Manawatū growers say the jury is still out whether the release of a wasp will be successful in controlling the tomato potato psyllid. The pest has wreaked havoc on many commercial and home crops. A new biocontrol agent Tamarixia trioaze, a parasitoid wasp which destroys the psyllid, has been released in Hawke’s Bay and Canterbury. Ōpiki potato grower Terry Olsen said Horticulture New Zealand (HortNZ) had been working on a biocontrol agent for the psyllid when he was Potatoes New Zealand chairman many years ago.
Opiki Potato grower Terry Olsen wants to see how the newly released wasp deals with controlling the psyllid outdoors. “We’ll see how it goes out in the open. It might work well in glasshouses, but we’ll see how it operates in wider spaces.” Like all bio-control agents, he hoped this would work for outdoor growers, but did not think it would be 100 per cent effective. “HortNZ seems to think it will work, otherwise it would not have released tamarixia. They’ll analyse what they see and we’ll see how it goes.” He said the jury was out on how the wasp would go with the pest. “Hopefully it’ll work and that will encourage people to keep working on other beneficial biocontrols.” Olsen said the wasp would save some spraying costs as chemicals were expensive for growers to apply.
HortNZ said the initial releases were the start of a wider planned release and monitoring programme that was being supported with funding through the government’s Sustainable Farming Fund (SFF). The psyllid had caused enormous problems for potato, tomato, capsicum and tamarillo growers in New Zealand since it was discovered in 2006. Tamarixia is a tiny wasp that lays its eggs on the psyllid, which then hatch and eat the psyllid.
Co-ordinator for the Vegetable Research and Innovation Board, Sally Anderson said growers had been patient at waiting for a psyllid control. She said Tamarixia was found in the United States and Mexico as a naturally occurring parasitoid of the psyllid. The wasp was released onto African boxthorn – a psyllid over-wintering host, as there are no host crops such as potatoes or tomatoes in the ground. Anderson said her hope was that it would be available for release by commercial growers this summer.
“There are a couple of New Zealand companies which can breed them up, so we can establish a supply. The first live ones we released were from a commercial breeding place in Mexico, but we want to breed them in New Zealand and it is cheaper than importing them.” At the moment most growers use insecticides to get rid of pests.

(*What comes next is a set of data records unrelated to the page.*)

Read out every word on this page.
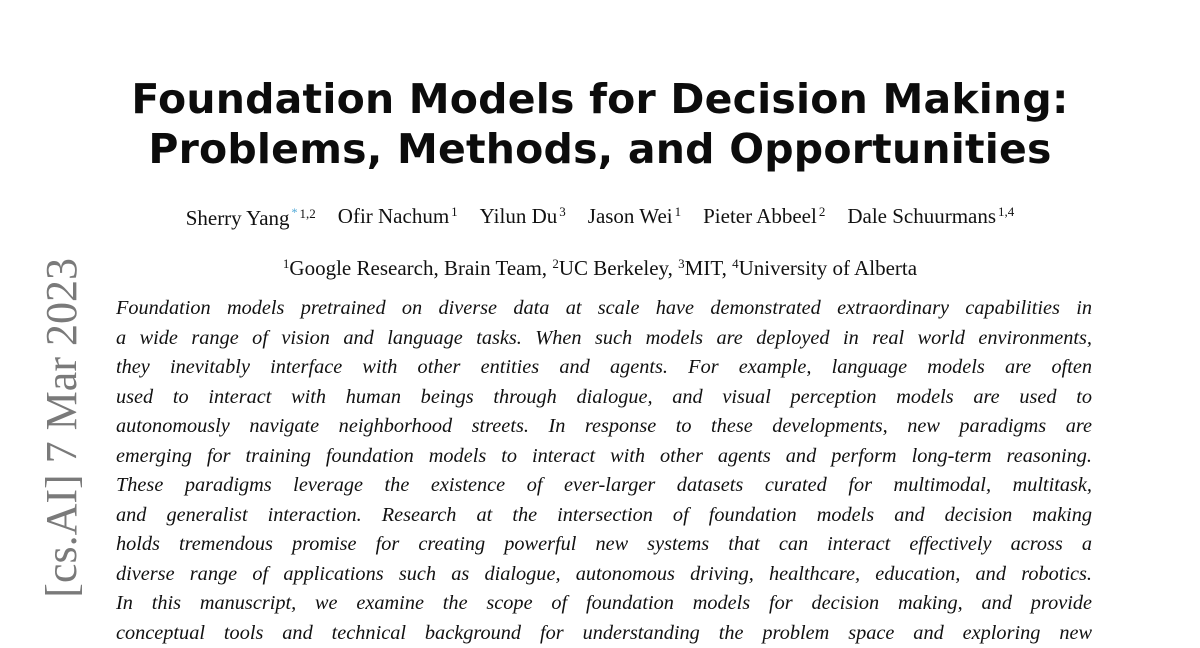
[cs.AI] 7 Mar 2023
Foundation Models for Decision Making:
Problems, Methods, and Opportunities
Sherry Yang * $^{1,2}$ Ofir Nachum $^1$ Yilun Du $^3$ Jason Wei $^1$ Pieter Abbeel $^2$ Dale Schuurmans $^{1,4}$
$^1$Google Research, Brain Team, $^2$UC Berkeley, $^3$MIT, $^4$University of Alberta
Foundation models pretrained on diverse data at scale have demonstrated extraordinary capabilities in
a wide range of vision and language tasks. When such models are deployed in real world environments,
they inevitably interface with other entities and agents. For example, language models are often
used to interact with human beings through dialogue, and visual perception models are used to
autonomously navigate neighborhood streets. In response to these developments, new paradigms are
emerging for training foundation models to interact with other agents and perform long-term reasoning.
These paradigms leverage the existence of ever-larger datasets curated for multimodal, multitask,
and generalist interaction. Research at the intersection of foundation models and decision making
holds tremendous promise for creating powerful new systems that can interact effectively across a
diverse range of applications such as dialogue, autonomous driving, healthcare, education, and robotics.
In this manuscript, we examine the scope of foundation models for decision making, and provide
conceptual tools and technical background for understanding the problem space and exploring new
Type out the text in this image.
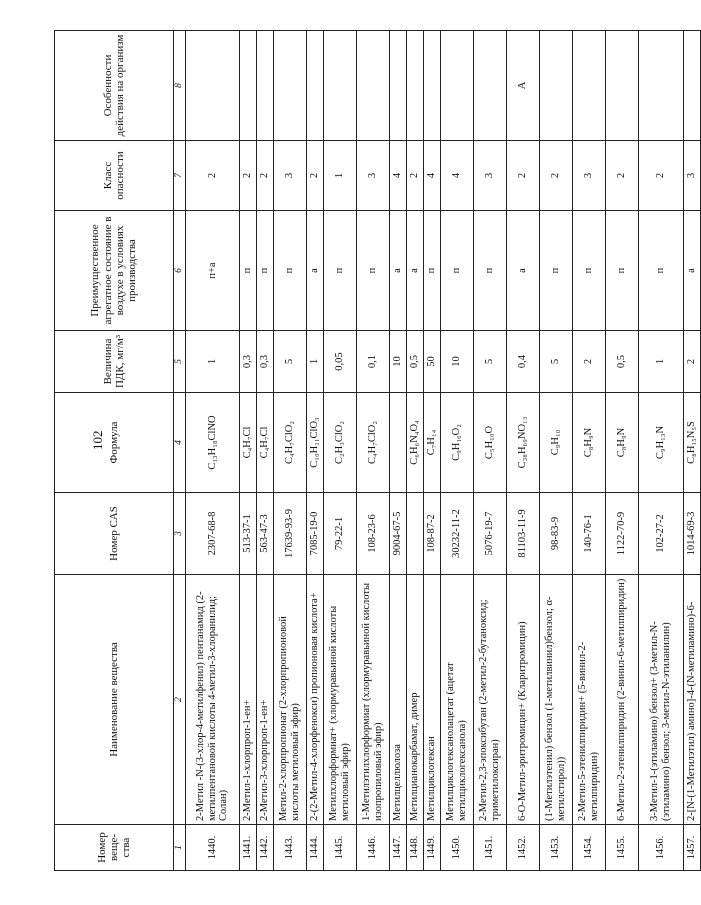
102
Номер веще-ства	Наименование вещества	Номер CAS	Формула	Величина ПДК, мг/м³	Преимущественное агрегатное состояние в воздухе в условиях производства	Класс опасности	Особенности действия на организм
1	2	3	4	5	6	7	8
1440.	2-Метил -N-(3-хлор-4-метилфенил) пентанамид (2-метилпентановой кислоты 4-метил-3-хлоранилид; Солан)	2307-68-8	C₁₃H₁₈ClNO	1	п+а	2	
1441.	2-Метил-1-хлорпроп-1-ен+	513-37-1	C₄H₇Cl	0,3	п	2	
1442.	2-Метил-3-хлорпроп-1-ен+	563-47-3	C₄H₇Cl	0,3	п	2	
1443.	Метил-2-хлорпропионат (2-хлорпропионовой кислоты метиловый эфир)	17639-93-9	C₄H₇ClO₂	5	п	3	
1444.	2-(2-Метил-4-хлорфенокси) пропионовая кислота+	7085-19-0	C₁₀H₁₁ClO₃	1	а	2	
1445.	Метилхлорформиат+ (хлормуравьиной кислоты метиловый эфир)	79-22-1	C₂H₃ClO₂	0,05	п	1	
1446.	1-Метилэтилхлорформиат (хлормуравьиной кислоты изопропиловый эфир)	108-23-6	C₄H₇ClO₂	0,1	п	3	
1447.	Метилцеллюлоза	9004-67-5		10	а	4	
1448.	Метилцианокарбамат, димер		C₆H₆N₄O₄	0,5	а	2	
1449.	Метилциклогексан	108-87-2	C₇H₁₄	50	п	4	
1450.	Метилциклогексанолацетат (ацетат метилциклогексанола)	30232-11-2	C₉H₁₆O₂	10	п	4	
1451.	2-Метил-2,3-эпоксибутан (2-метил-2-бутаноксид; триметилоксиран)	5076-19-7	C₅H₁₀O	5	п	3	
1452.	6-О-Метил-эритромицин+ (Кларитромицин)	81103-11-9	C₃₈H₆₉NO₁₃	0,4	а	2	А
1453.	(1-Метилэтенил) бензол (1-метилвинил)бензол; α-метилстирол))	98-83-9	C₉H₁₀	5	п	2	
1454.	2-Метил-5-этенилпиридин+ (5-винил-2-метилпиридин)	140-76-1	C₈H₉N	2	п	3	
1455.	6-Метил-2-этенилпиридин (2-винил-6-метилпиридин)	1122-70-9	C₈H₉N	0,5	п	2	
1456.	3-Метил-1-(этиламино) бензол+ (3-метил-N-(этиламино) бензол; 3-метил-N-этиланилин)	102-27-2	C₉H₁₃N	1	п	2	
1457.	2-[N-(1-Метилэтил) амино]-4-(N-метиламино)-6-	1014-69-3	C₈H₁₅N₅S	2	а	3	
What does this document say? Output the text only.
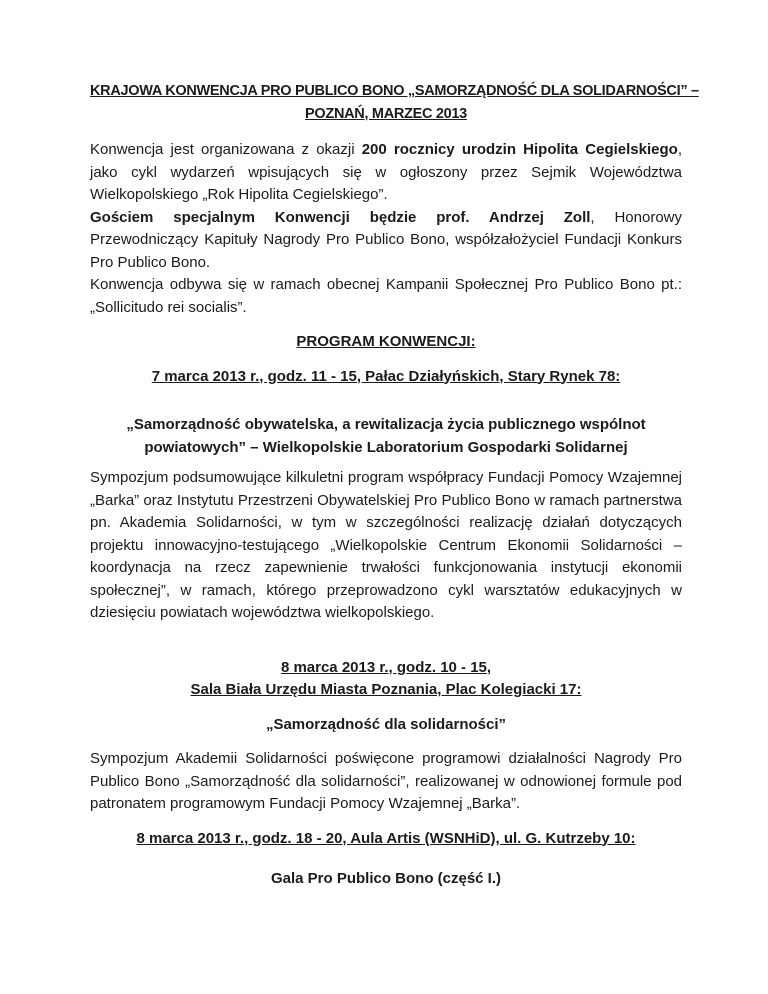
KRAJOWA KONWENCJA PRO PUBLICO BONO „SAMORZĄDNOŚĆ DLA SOLIDARNOŚCI” –
POZNAŃ, MARZEC 2013

Konwencja jest organizowana z okazji 200 rocznicy urodzin Hipolita Cegielskiego, jako cykl wydarzeń wpisujących się w ogłoszony przez Sejmik Województwa Wielkopolskiego „Rok Hipolita Cegielskiego”.

Gościem specjalnym Konwencji będzie prof. Andrzej Zoll, Honorowy Przewodniczący Kapituły Nagrody Pro Publico Bono, współzałożyciel Fundacji Konkurs Pro Publico Bono.

Konwencja odbywa się w ramach obecnej Kampanii Społecznej Pro Publico Bono pt.: „Sollicitudo rei socialis”.

PROGRAM KONWENCJI:
7 marca 2013 r., godz. 11 - 15, Pałac Działyńskich, Stary Rynek 78:
„Samorządność obywatelska, a rewitalizacja życia publicznego wspólnot
powiatowych” – Wielkopolskie Laboratorium Gospodarki Solidarnej

Sympozjum podsumowujące kilkuletni program współpracy Fundacji Pomocy Wzajemnej „Barka” oraz Instytutu Przestrzeni Obywatelskiej Pro Publico Bono w ramach partnerstwa pn. Akademia Solidarności, w tym w szczególności realizację działań dotyczących projektu innowacyjno-testującego „Wielkopolskie Centrum Ekonomii Solidarności – koordynacja na rzecz zapewnienie trwałości funkcjonowania instytucji ekonomii społecznej”, w ramach, którego przeprowadzono cykl warsztatów edukacyjnych w dziesięciu powiatach województwa wielkopolskiego.

8 marca 2013 r., godz. 10 - 15,
Sala Biała Urzędu Miasta Poznania, Plac Kolegiacki 17:
„Samorządność dla solidarności”

Sympozjum Akademii Solidarności poświęcone programowi działalności Nagrody Pro Publico Bono „Samorządność dla solidarności”, realizowanej w odnowionej formule pod patronatem programowym Fundacji Pomocy Wzajemnej „Barka”.

8 marca 2013 r., godz. 18 - 20, Aula Artis (WSNHiD), ul. G. Kutrzeby 10:
Gala Pro Publico Bono (część I.)
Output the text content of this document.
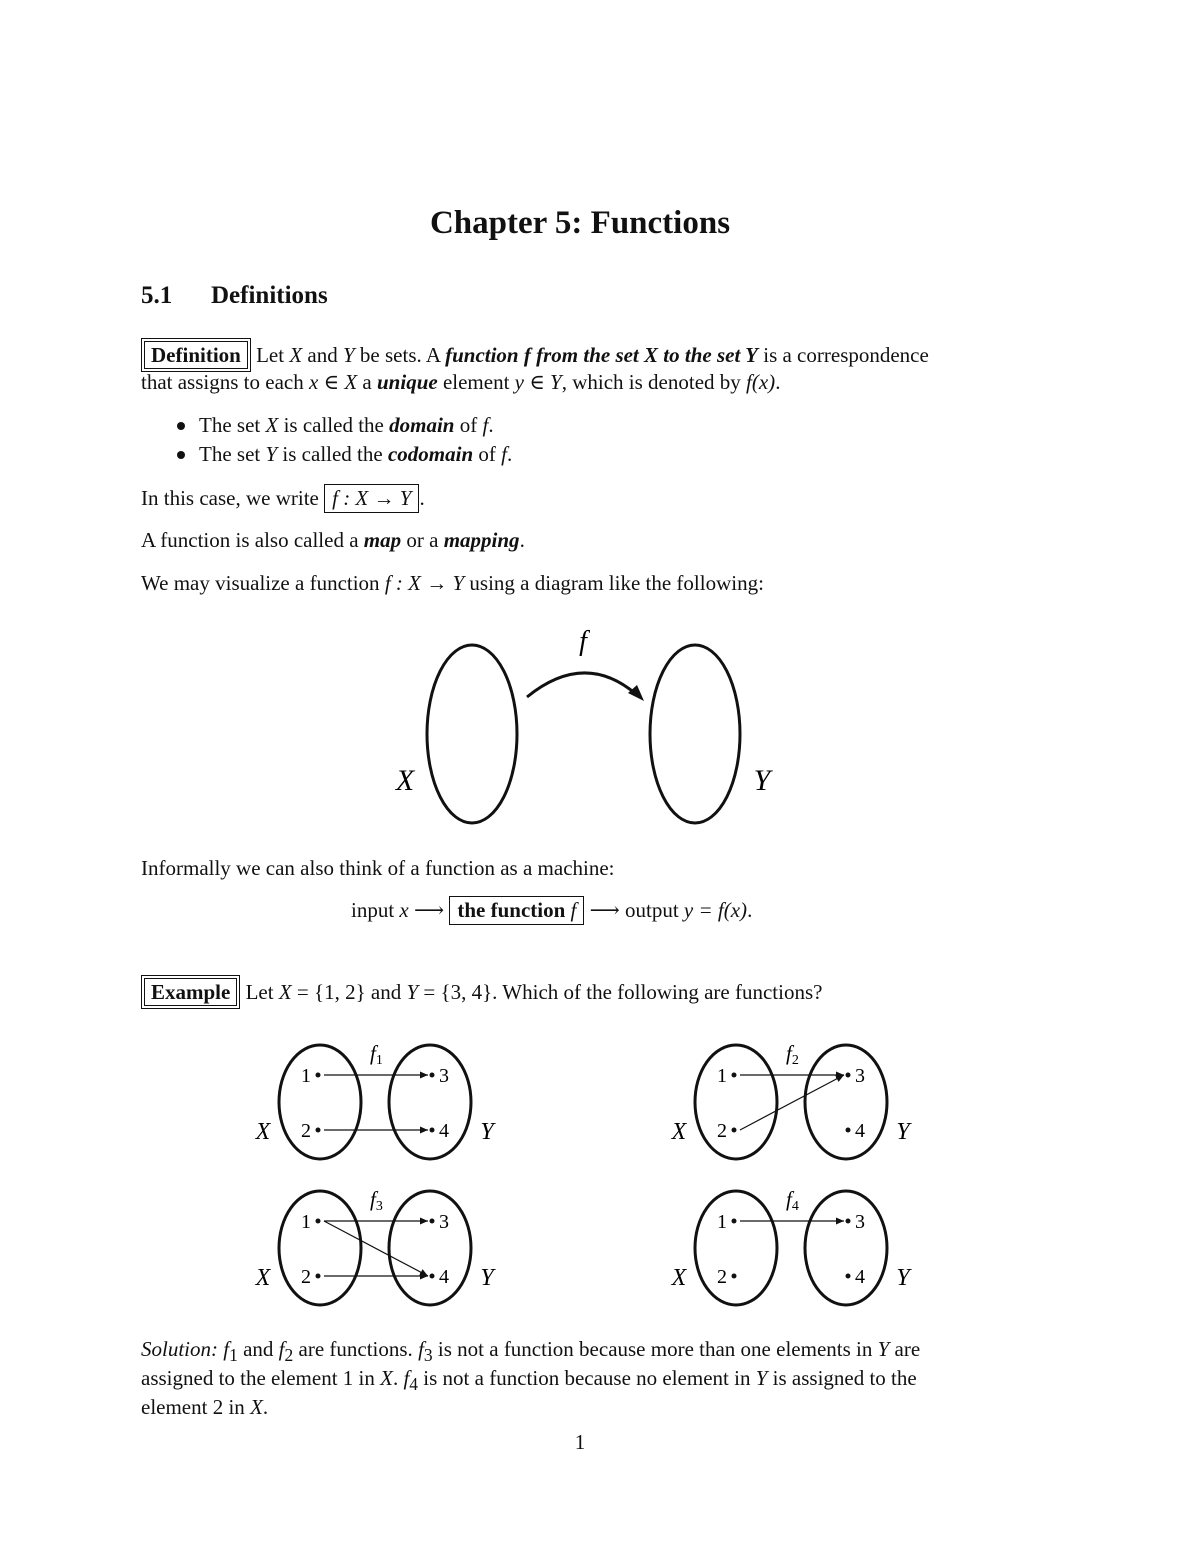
Chapter 5: Functions
5.1 Definitions
Definition Let X and Y be sets. A function f from the set X to the set Y is a correspondence
that assigns to each x ∈ X a unique element y ∈ Y, which is denoted by f(x).
The set X is called the domain of f.
The set Y is called the codomain of f.
In this case, we write f : X → Y .
A function is also called a map or a mapping.
We may visualize a function f : X → Y using a diagram like the following:
f
X	Y
1	3
2	4
f1
X	Y
1	3
2	4
f2
X	Y
1	3
2	4
f3
X	Y
1	3
2	4
f4
X	Y
Informally we can also think of a function as a machine:
input x ⟶ the function f ⟶ output y = f(x).
Example Let X = {1, 2} and Y = {3, 4}. Which of the following are functions?
Solution: $f_1$ and $f_2$ are functions. $f_3$ is not a function because more than one elements in Y are
assigned to the element 1 in X. $f_4$ is not a function because no element in Y is assigned to the
element 2 in X.
1
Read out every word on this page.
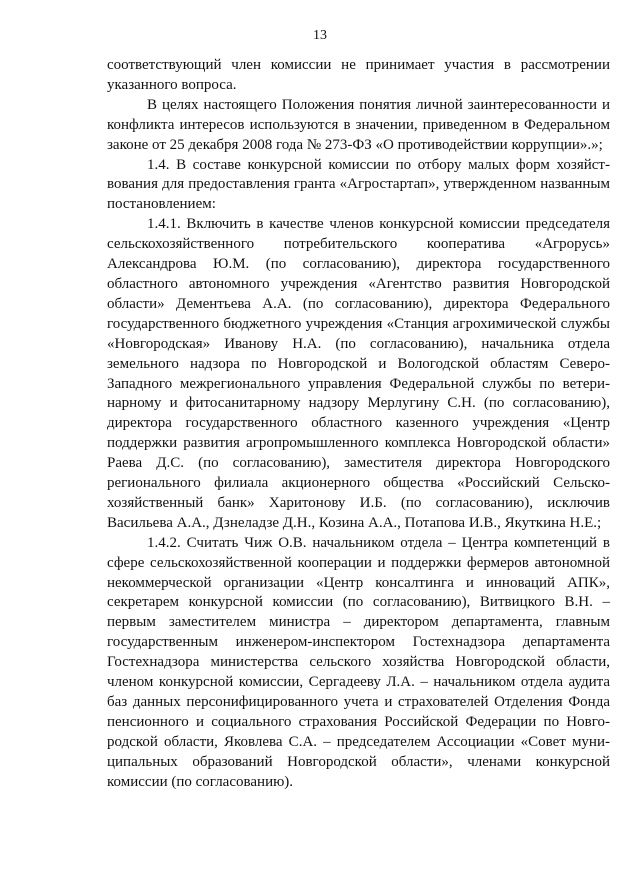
13

соответствующий член комиссии не принимает участия в рассмотрении указанного вопроса.

В целях настоящего Положения понятия личной заинтересованности и конфликта интересов используются в значении, приведенном в Федеральном законе от 25 декабря 2008 года № 273-ФЗ «О противодействии коррупции».»;

1.4. В составе конкурсной комиссии по отбору малых форм хозяйствования для предоставления гранта «Агростартап», утвержденном названным постановлением:

1.4.1. Включить в качестве членов конкурсной комиссии председателя сельскохозяйственного потребительского кооператива «Агрорусь» Александрова Ю.М. (по согласованию), директора государственного областного автономного учреждения «Агентство развития Новгородской области» Дементьева А.А. (по согласованию), директора Федерального государственного бюджетного учреждения «Станция агрохимической службы «Новгородская» Иванову Н.А. (по согласованию), начальника отдела земельного надзора по Новгородской и Вологодской областям Северо-Западного межрегионального управления Федеральной службы по ветеринарному и фитосанитарному надзору Мерлугину С.Н. (по согласованию), директора государственного областного казенного учреждения «Центр поддержки развития агропромышленного комплекса Новгородской области» Раева Д.С. (по согласованию), заместителя директора Новгородского регионального филиала акционерного общества «Российский Сельскохозяйственный банк» Харитонову И.Б. (по согласованию), исключив Васильева А.А., Дзнеладзе Д.Н., Козина А.А., Потапова И.В., Якуткина Н.Е.;

1.4.2. Считать Чиж О.В. начальником отдела – Центра компетенций в сфере сельскохозяйственной кооперации и поддержки фермеров автономной некоммерческой организации «Центр консалтинга и инноваций АПК», секретарем конкурсной комиссии (по согласованию), Витвицкого В.Н. – первым заместителем министра – директором департамента, главным государственным инженером-инспектором Гостехнадзора департамента Гостехнадзора министерства сельского хозяйства Новгородской области, членом конкурсной комиссии, Сергадееву Л.А. – начальником отдела аудита баз данных персонифицированного учета и страхователей Отделения Фонда пенсионного и социального страхования Российской Федерации по Новгородской области, Яковлева С.А. – председателем Ассоциации «Совет муниципальных образований Новгородской области», членами конкурсной комиссии (по согласованию).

However, a pesticide would get rid of all insects, including the beneficial ones, such as ladybirds and lacewings, said Anderson. “Our research has to look at the sprays as they will kill Tamarixia too. We are dealing with a biological system and they are complicated.” She said the pest would cope anywhere where potatoes would grow. “So it will survive in the New Zealand climate.” Anderson said they were pinning their hopes on tamarixiaand there were no other biological controls in the pipeline.